Souterrain, Killeens, Co. Kerry
Co. Kerry |
Settlement Sites
Beneath the townland of Killeens in County Kerry, there is a souterrain, an underground stone-lined passage or chamber built, in most Irish cases, during the early medieval period.
These structures are found in their hundreds across Ireland, typically associated with ringforts or early Christian settlements, and their precise purpose has long been debated. Likely uses include food storage, taking advantage of the stable cool temperatures underground, refuge during raids, or some combination of both. The one at Killeens is recorded as a monument, which means it has been formally identified and placed under legal protection, yet the details of its construction, dimensions, and condition remain largely inaccessible through public channels for the time being.

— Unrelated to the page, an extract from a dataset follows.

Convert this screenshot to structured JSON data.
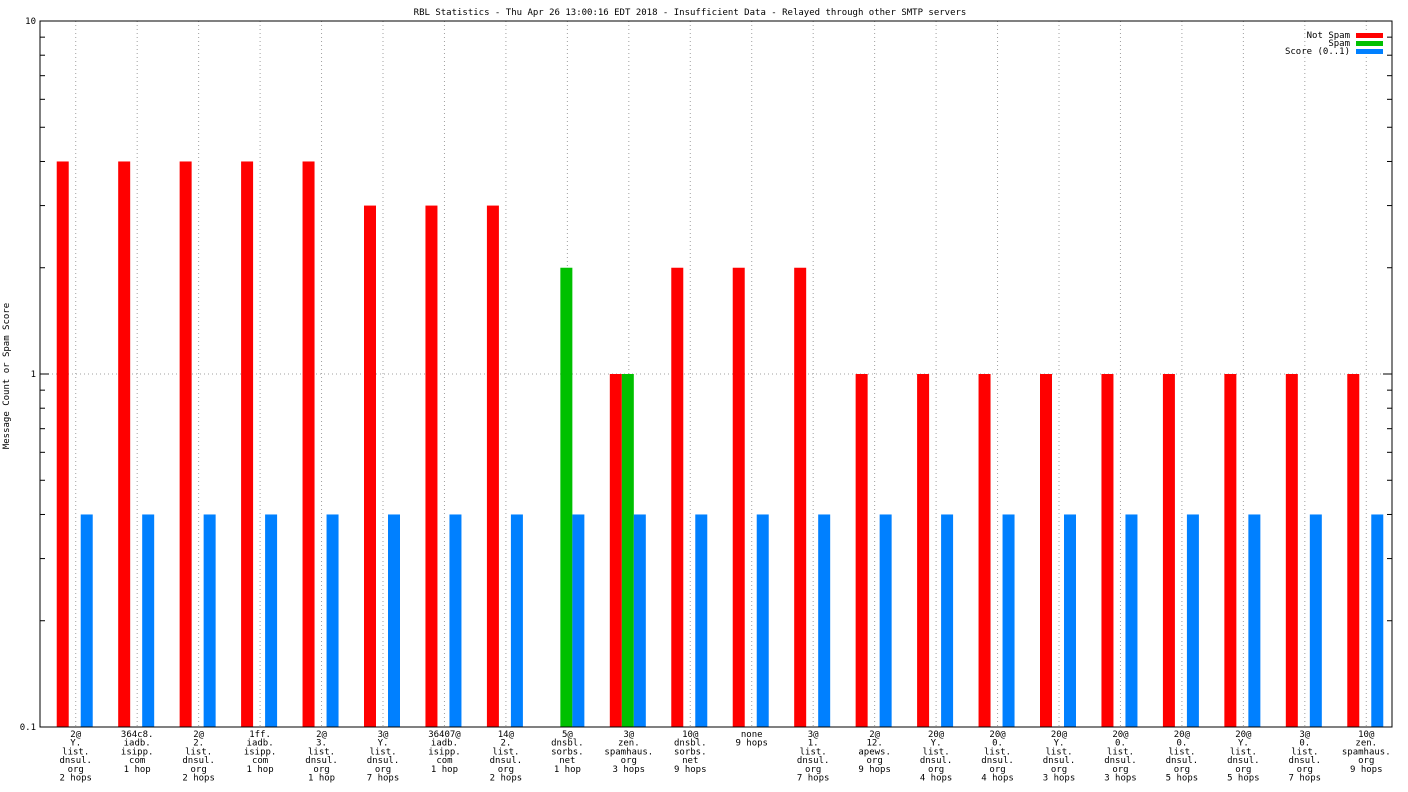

Souterrains were generally built by roofing a trench with large stone lintels, then covering the whole structure over, so that from the surface there may be little or nothing to see. Some are single passages; others branch into multiple chambers with low connecting creeps that would have forced anyone entering to move slowly and in single file, a feature that would have made them defensible as well as functional. In Kerry, the density of early medieval settlement was considerable, and souterrains are a recurring feature of the landscape, often discovered only when the ground above them subsides or when farmwork disturbs the stonework below. Without more specific information about the Killeens example, it is difficult to say whether it was found intact, partially collapsed, or recorded only as a surface feature.